I refuse to name my uninvited guest, but if I had to, I would choose a name that is synonymous with destruction.
Since his first appearance on the property he made himself at home by breaking through my fences to get to my other pigs. I didn’t realize it at first, but he would even sleep in their houses and eat their food. For two days in a row, I was convinced he had found his way back home, only to realize he was shacked up with my females. (the last thing I need are more piglets)
When he got bored of being in the enclosure, he’d break through the fence again to freedom. For weeks, he wreaked havoc, toppling storage bins full of feed, creating a mess that looked like a mini tornado had hit and strutting his stuff for anyone who happened to wander by.

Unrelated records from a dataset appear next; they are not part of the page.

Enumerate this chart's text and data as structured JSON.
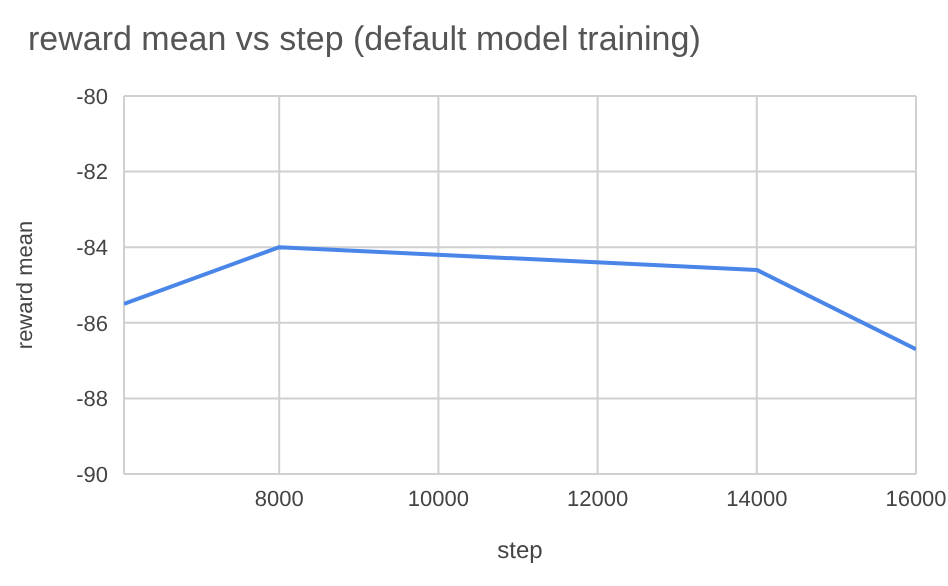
{
  "chart_data": {
    "type": "line",
    "title": "reward mean vs step (default model training)",
    "xlabel": "step",
    "ylabel": "reward mean",
    "x": [
      6050,
      8000,
      14000,
      16000
    ],
    "series": [
      {
        "color": "#4a86e8",
        "values": [
          -85.5,
          -84.0,
          -84.6,
          -86.7
        ]
      }
    ],
    "xlim": [
      6050,
      16000
    ],
    "xticks": [
      8000,
      10000,
      12000,
      14000,
      16000
    ],
    "ylim": [
      -90,
      -80
    ],
    "yticks": [
      -90,
      -88,
      -86,
      -84,
      -82,
      -80
    ],
    "grid": true,
    "legend": false,
    "marker": "none",
    "line_style": "solid"
  }
}
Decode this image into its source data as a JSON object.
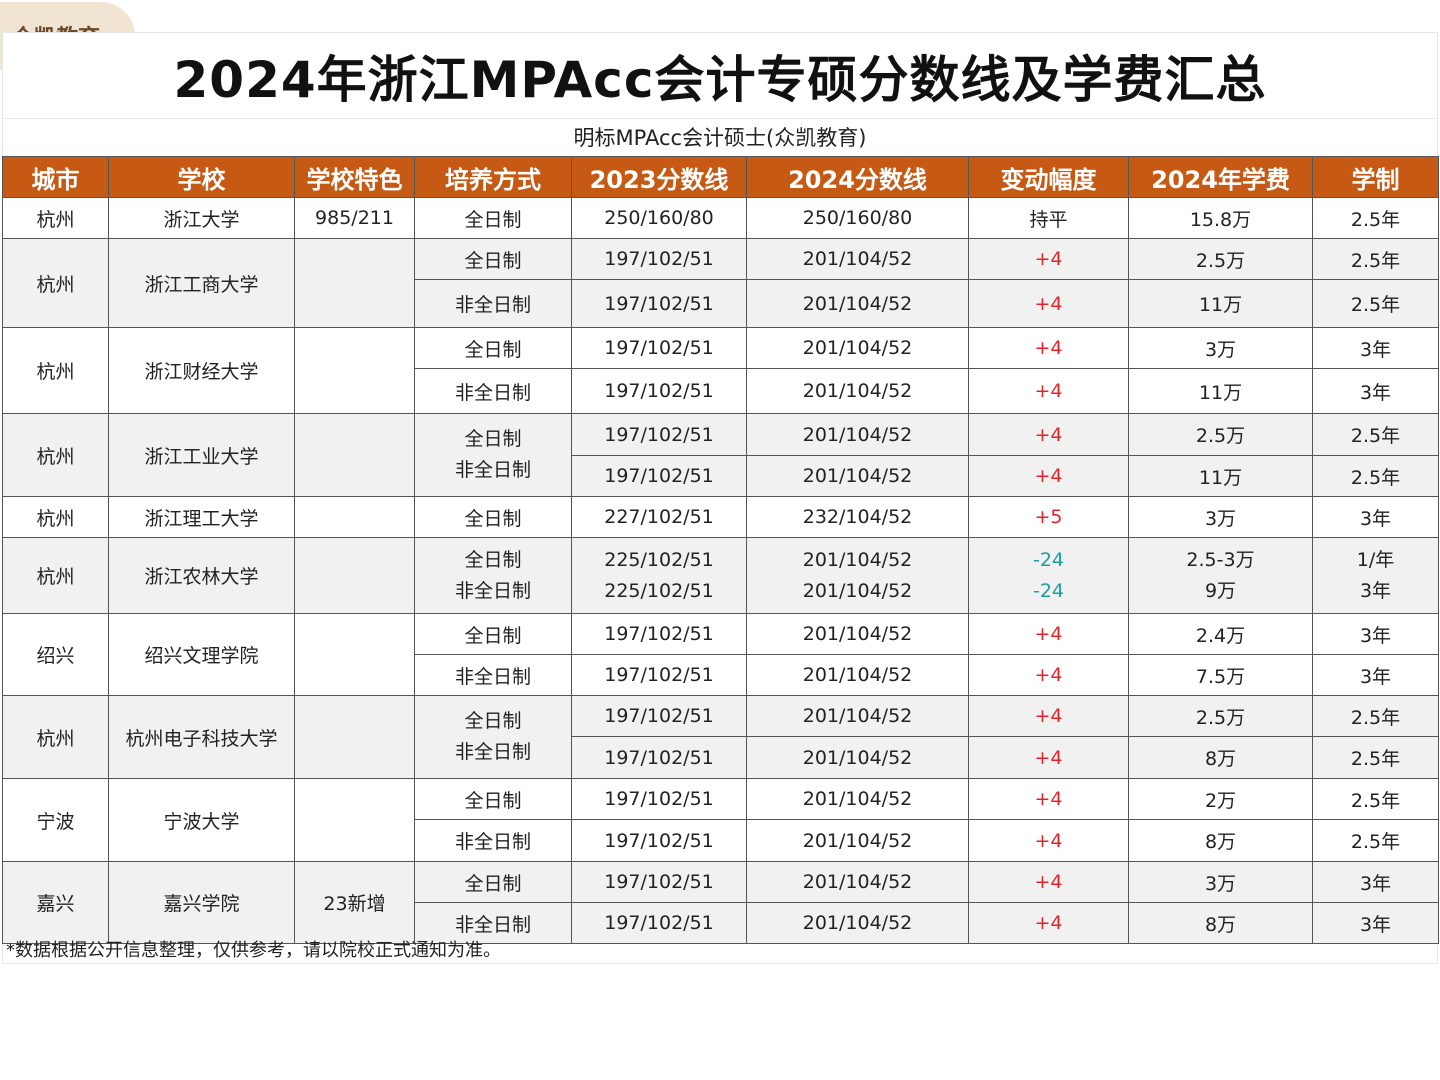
{
  "badge": "众凯教育",
  "title": "2024年浙江MPAcc会计专硕分数线及学费汇总",
  "subtitle": "明标MPAcc会计硕士(众凯教育)",
  "watermark": "凯教育",
  "headers": [
    "城市",
    "学校",
    "学校特色",
    "培养方式",
    "2023分数线",
    "2024分数线",
    "变动幅度",
    "2024年学费",
    "学制"
  ],
  "rows": [
    {
      "city": "杭州",
      "school": "浙江大学",
      "feature": "985/211",
      "mode": "全日制",
      "s2023": "250/160/80",
      "s2024": "250/160/80",
      "change": "持平",
      "fee": "15.8万",
      "years": "2.5年"
    },
    {
      "city": "杭州",
      "school": "浙江工商大学",
      "feature": "",
      "mode": "全日制",
      "s2023": "197/102/51",
      "s2024": "201/104/52",
      "change": "+4",
      "fee": "2.5万",
      "years": "2.5年"
    },
    {
      "mode": "非全日制",
      "s2023": "197/102/51",
      "s2024": "201/104/52",
      "change": "+4",
      "fee": "11万",
      "years": "2.5年"
    },
    {
      "city": "杭州",
      "school": "浙江财经大学",
      "feature": "",
      "mode": "全日制",
      "s2023": "197/102/51",
      "s2024": "201/104/52",
      "change": "+4",
      "fee": "3万",
      "years": "3年"
    },
    {
      "mode": "非全日制",
      "s2023": "197/102/51",
      "s2024": "201/104/52",
      "change": "+4",
      "fee": "11万",
      "years": "3年"
    },
    {
      "city": "杭州",
      "school": "浙江工业大学",
      "feature": "",
      "mode_a": "全日制",
      "mode_b": "非全日制",
      "s2023": "197/102/51",
      "s2024": "201/104/52",
      "change": "+4",
      "fee": "2.5万",
      "years": "2.5年"
    },
    {
      "s2023": "197/102/51",
      "s2024": "201/104/52",
      "change": "+4",
      "fee": "11万",
      "years": "2.5年"
    },
    {
      "city": "杭州",
      "school": "浙江理工大学",
      "feature": "",
      "mode": "全日制",
      "s2023": "227/102/51",
      "s2024": "232/104/52",
      "change": "+5",
      "fee": "3万",
      "years": "3年"
    },
    {
      "city": "杭州",
      "school": "浙江农林大学",
      "feature": "",
      "mode_a": "全日制",
      "mode_b": "非全日制",
      "s2023_a": "225/102/51",
      "s2023_b": "225/102/51",
      "s2024_a": "201/104/52",
      "s2024_b": "201/104/52",
      "change_a": "-24",
      "change_b": "-24",
      "fee_a": "2.5-3万",
      "fee_b": "9万",
      "years_a": "1/年",
      "years_b": "3年"
    },
    {
      "city": "绍兴",
      "school": "绍兴文理学院",
      "feature": "",
      "mode": "全日制",
      "s2023": "197/102/51",
      "s2024": "201/104/52",
      "change": "+4",
      "fee": "2.4万",
      "years": "3年"
    },
    {
      "mode": "非全日制",
      "s2023": "197/102/51",
      "s2024": "201/104/52",
      "change": "+4",
      "fee": "7.5万",
      "years": "3年"
    },
    {
      "city": "杭州",
      "school": "杭州电子科技大学",
      "feature": "",
      "mode_a": "全日制",
      "mode_b": "非全日制",
      "s2023": "197/102/51",
      "s2024": "201/104/52",
      "change": "+4",
      "fee": "2.5万",
      "years": "2.5年"
    },
    {
      "s2023": "197/102/51",
      "s2024": "201/104/52",
      "change": "+4",
      "fee": "8万",
      "years": "2.5年"
    },
    {
      "city": "宁波",
      "school": "宁波大学",
      "feature": "",
      "mode": "全日制",
      "s2023": "197/102/51",
      "s2024": "201/104/52",
      "change": "+4",
      "fee": "2万",
      "years": "2.5年"
    },
    {
      "mode": "非全日制",
      "s2023": "197/102/51",
      "s2024": "201/104/52",
      "change": "+4",
      "fee": "8万",
      "years": "2.5年"
    },
    {
      "city": "嘉兴",
      "school": "嘉兴学院",
      "feature": "23新增",
      "mode": "全日制",
      "s2023": "197/102/51",
      "s2024": "201/104/52",
      "change": "+4",
      "fee": "3万",
      "years": "3年"
    },
    {
      "mode": "非全日制",
      "s2023": "197/102/51",
      "s2024": "201/104/52",
      "change": "+4",
      "fee": "8万",
      "years": "3年"
    }
  ],
  "footnote": "*数据根据公开信息整理，仅供参考，请以院校正式通知为准。",
  "colors": {
    "header_bg": "#c65a14",
    "increase": "#e0242a",
    "decrease": "#1a9e9e",
    "row_alt": "#f1f1f1"
  }
}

Even though I was feeding him (in hopes he wouldn’t destroy everything), if I tried to get close and pet him he would pin his head down and paw the dirt intensely. Okay tough guy!
Even though he wasn’t mine, my neighbors would update me on “my pig’s” latest antics, stirring up chaos like he was born for it. I looked into rehoming him, but it always required me to catch him and get him into a trailer—a task I find impossible.
This nonsense went on longer than I care to admit, and then he crossed the line. I discovered him digging in our family pet cemetery, where we had lovingly laid our departed animals to rest.
Determined to put an end to his reign of havoc, I constructed a “piggy jail”—a high-security pig pen to keep him from mating with my females, uprooting graves, or demolishing a week’s worth of animal feed.
I’m not a cruel person, so I also built him a nice little house. I posted a picture of him peacefully sleeping in his new home and my friend asked “Did he build it himself?” Okay so I’m resourceful but I am no Frank Lloyd Wright.
A couple weeks went by before he destroyed the pig house. Three weeks later, he destroyed that house too, and then he demolished another one just a few days ago.
I felt frustrated. However, with temperatures dipping into freezing digits, using the pieces I had left over I reconstructed his house last weekend. He watched me struggle and as soon as I put in the last screw he made the whole building sway back and forth as he used it to scratch his neck.
What do they say about insanity again?
Now after all of this nonsense you’ll never guess where I found him this morning before heading into work?
My uninvited guest was peacefully sleeping on the outside of his house.
So I went inside thought about my life choices and had bacon for breakfast.